2. Search Tool (Long-term Recall)

Allows the model to search past conversations and local documents using keyword matching.

  • Enable via Tools dialog or Settings β†’ Tool Options β†’ Search/Memory Tool
  • Uses word-boundary grep-style matching (e.g., "dog" matches "dog," but not "doggedly")
  • Can search:
    • Conversation history: All saved chats (current conversation excluded)
    • Local directories: Text files (.txt, .md, .json, .log, .csv) in configured folders
  • The model decides when to search based on user questions like "What did we discuss about X?"
  • Returns matching message snippets with source attribution
  • Configure Show Results in Chat to control whether results appear in the UI or only go to the model

3. Semantic Memory (Vector Database)

Provides intelligent, meaning-based recall using embeddings and a vector database.
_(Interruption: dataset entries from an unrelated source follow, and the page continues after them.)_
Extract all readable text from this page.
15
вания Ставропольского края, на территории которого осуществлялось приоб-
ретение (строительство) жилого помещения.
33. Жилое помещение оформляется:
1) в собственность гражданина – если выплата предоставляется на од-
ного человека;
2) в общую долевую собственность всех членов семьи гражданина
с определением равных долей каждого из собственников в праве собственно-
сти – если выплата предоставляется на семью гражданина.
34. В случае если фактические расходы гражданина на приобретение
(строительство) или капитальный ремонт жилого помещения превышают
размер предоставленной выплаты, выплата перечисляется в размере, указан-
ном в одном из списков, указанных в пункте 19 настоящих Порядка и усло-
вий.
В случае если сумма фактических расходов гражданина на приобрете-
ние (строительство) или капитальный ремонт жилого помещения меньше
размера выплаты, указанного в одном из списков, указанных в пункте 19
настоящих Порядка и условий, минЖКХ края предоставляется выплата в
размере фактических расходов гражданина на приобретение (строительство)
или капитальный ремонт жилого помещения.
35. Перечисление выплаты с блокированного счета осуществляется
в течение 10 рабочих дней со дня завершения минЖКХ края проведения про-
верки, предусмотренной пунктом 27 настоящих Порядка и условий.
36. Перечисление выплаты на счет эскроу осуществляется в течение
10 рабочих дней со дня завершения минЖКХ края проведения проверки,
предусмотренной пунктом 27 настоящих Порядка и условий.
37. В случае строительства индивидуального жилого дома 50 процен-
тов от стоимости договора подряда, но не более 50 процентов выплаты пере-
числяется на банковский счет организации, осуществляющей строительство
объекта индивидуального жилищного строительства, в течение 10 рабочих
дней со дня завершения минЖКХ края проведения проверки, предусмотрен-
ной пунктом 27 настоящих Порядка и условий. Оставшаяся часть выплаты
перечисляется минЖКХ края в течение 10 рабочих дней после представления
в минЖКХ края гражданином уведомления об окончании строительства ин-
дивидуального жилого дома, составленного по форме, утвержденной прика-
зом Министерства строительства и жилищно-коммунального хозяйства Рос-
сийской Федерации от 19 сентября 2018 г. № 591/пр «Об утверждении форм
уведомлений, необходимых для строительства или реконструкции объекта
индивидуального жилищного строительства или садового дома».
  • Enable via Settings β†’ Memory page
  • Requires optional dependencies: qdrant-client and optionally sentence-transformers for local embeddings
  • Embedding Providers:
    • Local: Uses sentence-transformers (e.g., all-MiniLM-L6-v2) - runs offline, no API costs
    • OpenAI: Uses text-embedding-3-small or other OpenAI embedding models
    • Gemini: Uses Google's text-embedding-004 model
    • Custom: Any OpenAI-compatible /v1/embeddings endpoint, tested using mistral-embed
  • How it works:
    • Messages are automatically converted to embeddings and stored in a local Qdrant database
    • When you chat, relevant past context is retrieved based on semantic similarity
    • Retrieved memories are injected into the conversation as additional context
  • Configuration options:
    • Store Mode: Store all messages, only user messages, or only assistant messages
    • Auto Import: Automatically store new messages as they occur
    • Top K: Number of relevant memories to retrieve (1-10)
    • Min Similarity: Threshold for memory relevance (0.0-1.0)
  • Import existing history: Use the Import button to index your existing conversation history
  • Unlike the Search Tool, semantic memory finds conceptually related content even without exact keyword matches

Suggested Settings

These are starting points; adjust based on your model’s context window and how much you care about cost vs. maximum recall.

Use case Conversation Buffer Compaction Search Tool Semantic Memory
Quick Q&A / low cost 10–20 On, 100–200KB, keep 4–8 turns Off Off
Long β€œworking session” chat (coding/writing) ALL or 50 On, 100–300KB, keep 8–12 turns Off (or On if you need explicit recall) Optional (On if you want automatic recall across chats)
Research across many chats + local notes 20–50 On, 100–300KB, keep 4–8 turns On (history + directories) On (Top K 3–8, Min Similarity ~0.65–0.75)
Personal assistant across weeks/months 20–50 On, 100–300KB, keep 4–8 turns Optional On (Store user or all, Top K 3–5, Min Similarity ~0.7)

Combining Memory Types

  • Use Conversation Buffer for immediate context (what was just discussed)
  • Use Conversation Compaction to keep long chats usable without sending the full transcript
  • Use Search Tool for explicit recall ("find where we talked about X")
  • Use Semantic Memory for automatic, intelligent context injection
  • These can be enabled simultaneously for comprehensive memory coverage

FAQ

gpt-image-1 is not working

OpenAI requires identity verification for some of their models. You can verify your identity here.

Music tool is not working

Set your Music Library Directory in Settings β†’ Tool Options, then click the Generate Library button to scan your music files. Verify your Music Player Executable path is correct (default: /usr/bin/audacious -p <playlist>). Alternatively, if you already have a beets library, you can specify its path in the Beets Library DB field.

Web search is not working

Web search is only supported on certain models. For OpenAI, supported models include: gpt-4o, gpt-4o-mini, gpt-4-turbo, and gpt-5.x models. For Gemini, supported models include gemini-2.x and gemini-3.x models. Older models like gpt-3.5-turbo or gemini-1.5 do not support web search. Newer Grok models should work and can also be asked to search X.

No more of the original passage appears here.